Aux Etats-Unis, les individus dont les parents sont dans le top 1% de la distribution des revenus ont une probabilité dix fois plus élevée de devenir innovateurs. […] Il n’y a pas d’innovateur self made : le milieu social joue à plein. […] Même chose en France pour les individus qui deviennent ingénieurs-docteurs ou chercheurs-docteurs. [Page 44]

Les innovateurs se tournent vers les consommateurs qui leur ressemblent. [Page 46]

En matière d’innovation, le champ de l’action publique est immense. [Page 48] La politique d’innovation a fait la part belle au financement de l’innovation, avec des crédits d’impôt et des subventions directes […] A contrario, l’investissement dans l’éducation et la recherche publique a eu tendance à décliner. […] Les Etats dépensent relativement peu en matière d’innovation. La politique d’innovation consiste en une dizaine de milliards d’euros.
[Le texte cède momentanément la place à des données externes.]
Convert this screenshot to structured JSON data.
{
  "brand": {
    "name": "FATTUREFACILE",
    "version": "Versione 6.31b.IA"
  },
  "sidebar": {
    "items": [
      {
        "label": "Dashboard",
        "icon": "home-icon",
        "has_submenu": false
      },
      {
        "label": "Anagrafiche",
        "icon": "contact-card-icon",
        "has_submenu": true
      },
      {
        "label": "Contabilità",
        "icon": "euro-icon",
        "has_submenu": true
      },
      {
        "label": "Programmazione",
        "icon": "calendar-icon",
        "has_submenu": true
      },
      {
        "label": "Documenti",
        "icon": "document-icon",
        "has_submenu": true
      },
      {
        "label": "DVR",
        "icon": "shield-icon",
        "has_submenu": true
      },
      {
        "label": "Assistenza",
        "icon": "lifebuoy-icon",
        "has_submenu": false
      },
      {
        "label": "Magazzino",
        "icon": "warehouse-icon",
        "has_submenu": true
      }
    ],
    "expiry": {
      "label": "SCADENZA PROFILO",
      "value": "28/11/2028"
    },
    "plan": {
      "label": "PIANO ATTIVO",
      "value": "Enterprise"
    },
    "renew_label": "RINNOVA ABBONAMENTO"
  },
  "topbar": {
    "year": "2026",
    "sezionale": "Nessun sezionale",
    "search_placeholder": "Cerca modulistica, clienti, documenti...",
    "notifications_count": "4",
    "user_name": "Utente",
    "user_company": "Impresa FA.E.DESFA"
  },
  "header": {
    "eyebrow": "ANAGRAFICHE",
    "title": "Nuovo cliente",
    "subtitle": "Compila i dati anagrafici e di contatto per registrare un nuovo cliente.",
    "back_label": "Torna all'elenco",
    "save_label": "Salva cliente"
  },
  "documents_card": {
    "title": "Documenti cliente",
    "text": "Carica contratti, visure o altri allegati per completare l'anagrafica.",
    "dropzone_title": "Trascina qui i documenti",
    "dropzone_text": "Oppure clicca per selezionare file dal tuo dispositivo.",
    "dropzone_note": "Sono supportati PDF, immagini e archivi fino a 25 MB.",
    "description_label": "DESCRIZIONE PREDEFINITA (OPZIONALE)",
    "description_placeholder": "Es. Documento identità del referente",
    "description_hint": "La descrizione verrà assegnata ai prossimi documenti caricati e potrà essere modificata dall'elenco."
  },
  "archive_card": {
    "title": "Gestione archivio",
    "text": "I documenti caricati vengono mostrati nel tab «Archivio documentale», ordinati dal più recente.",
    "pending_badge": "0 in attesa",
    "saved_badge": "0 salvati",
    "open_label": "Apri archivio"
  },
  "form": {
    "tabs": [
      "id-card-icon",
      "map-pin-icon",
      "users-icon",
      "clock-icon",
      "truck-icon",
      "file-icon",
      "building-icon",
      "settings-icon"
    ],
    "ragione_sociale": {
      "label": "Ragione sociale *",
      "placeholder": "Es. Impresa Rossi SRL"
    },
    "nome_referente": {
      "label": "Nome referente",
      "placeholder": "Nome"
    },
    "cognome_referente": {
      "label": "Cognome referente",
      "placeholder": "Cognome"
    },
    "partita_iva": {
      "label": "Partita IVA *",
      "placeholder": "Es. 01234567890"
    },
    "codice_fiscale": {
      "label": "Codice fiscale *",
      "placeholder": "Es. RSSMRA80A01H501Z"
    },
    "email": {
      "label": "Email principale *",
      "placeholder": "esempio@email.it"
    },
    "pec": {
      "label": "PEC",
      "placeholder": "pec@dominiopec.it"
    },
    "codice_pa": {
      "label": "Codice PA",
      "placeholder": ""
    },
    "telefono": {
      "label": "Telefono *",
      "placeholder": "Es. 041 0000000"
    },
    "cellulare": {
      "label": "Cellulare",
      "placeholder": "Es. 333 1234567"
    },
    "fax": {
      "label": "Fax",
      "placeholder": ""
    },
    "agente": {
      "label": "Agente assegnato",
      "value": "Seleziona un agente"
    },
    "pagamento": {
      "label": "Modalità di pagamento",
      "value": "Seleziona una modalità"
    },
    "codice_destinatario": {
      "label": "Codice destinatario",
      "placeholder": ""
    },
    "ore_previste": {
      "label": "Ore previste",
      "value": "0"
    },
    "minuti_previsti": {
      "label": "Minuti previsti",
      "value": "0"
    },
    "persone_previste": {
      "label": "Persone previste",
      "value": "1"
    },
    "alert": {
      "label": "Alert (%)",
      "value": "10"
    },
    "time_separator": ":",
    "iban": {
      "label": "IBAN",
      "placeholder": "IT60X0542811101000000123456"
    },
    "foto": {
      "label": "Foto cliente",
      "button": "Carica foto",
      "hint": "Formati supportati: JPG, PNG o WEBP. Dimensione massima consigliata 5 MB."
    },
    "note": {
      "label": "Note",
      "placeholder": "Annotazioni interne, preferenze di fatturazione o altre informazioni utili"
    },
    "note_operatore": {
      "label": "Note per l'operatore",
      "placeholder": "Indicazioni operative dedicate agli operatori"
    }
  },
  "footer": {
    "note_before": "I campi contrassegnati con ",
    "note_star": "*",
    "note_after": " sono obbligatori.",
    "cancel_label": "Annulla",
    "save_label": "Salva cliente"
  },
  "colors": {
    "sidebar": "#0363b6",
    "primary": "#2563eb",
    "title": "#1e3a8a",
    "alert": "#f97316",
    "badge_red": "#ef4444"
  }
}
Sur ces 10 milliards annuels, le dispositif le plus important est de très loin le crédit d’impôt recherche (CIR), d’un montant de 7 milliards. [Page 51] Malgré de nombreuses analyses attestant de sa faible efficacité, le CIR reste aujourd’hui l’instrument principal. [Page 52]

Notons au passage que ce processus ne s’accompagne pas d’un débat citoyen. […] C’est un processus en petit comité associant des hauts fonctionnaires, quelques hommes politiques et quelques capitaines d’industrie, dont la sociologie est tout aussi sélective que celle des innovateurs, c’est-à-dire peu représentative de la population dans son ensemble. [Page 52]

L‘éducation

X. Jaravel consacre un long chapitre à l’importance de l’éducation dans toutes ses dimensions pour les moins privilégiés comme pour les plus hauts potentiels, dans les sciences aussi bien que les compétences comportementales, pour combattre tous les biais de la sociologie des innovateurs qui sont en gros des hommes blancs d’âge mur [page 47]

Par exemple, ceux qui excellent aux Olympiades internationales de mathématique n’auront pas toujours la possibilité de faire un doctorat, faute d’opportunité dans leur pays. C’est autant de chercheurs et d’innovateurs perdus. [Page 53] Avec la référence “Invisible geniuses : could the knowledge frontier advance faster?”

L’éducation produit ses effets à long terme, ce qui ne retient pas l’attention des plus pressés, obnubilés par d’autres priorités plus court-termistes. [Page 56]

Dans son chapitre 4, l’auteur explique son scepticisme sur la taxation des riches, l’instauration d’un revenu universel, la taxation des robots, le protectionnisme ou la planification, tout en nuançant son propos, tant il sait qu’agir sur un système complexe peut avoir des effets difficiles à mesurer. A nouveau il exprime les angles morts de telles décisions, en raison de processus très technocratiques d’une part, peu efficaces d’autre part, surtout si elles ne sont pas évaluées a posteriori et enfin parce qu’une part trop belle est donnée aux projets innovants plutôt qu’à l’éducation et la formation. [Pages 68-70]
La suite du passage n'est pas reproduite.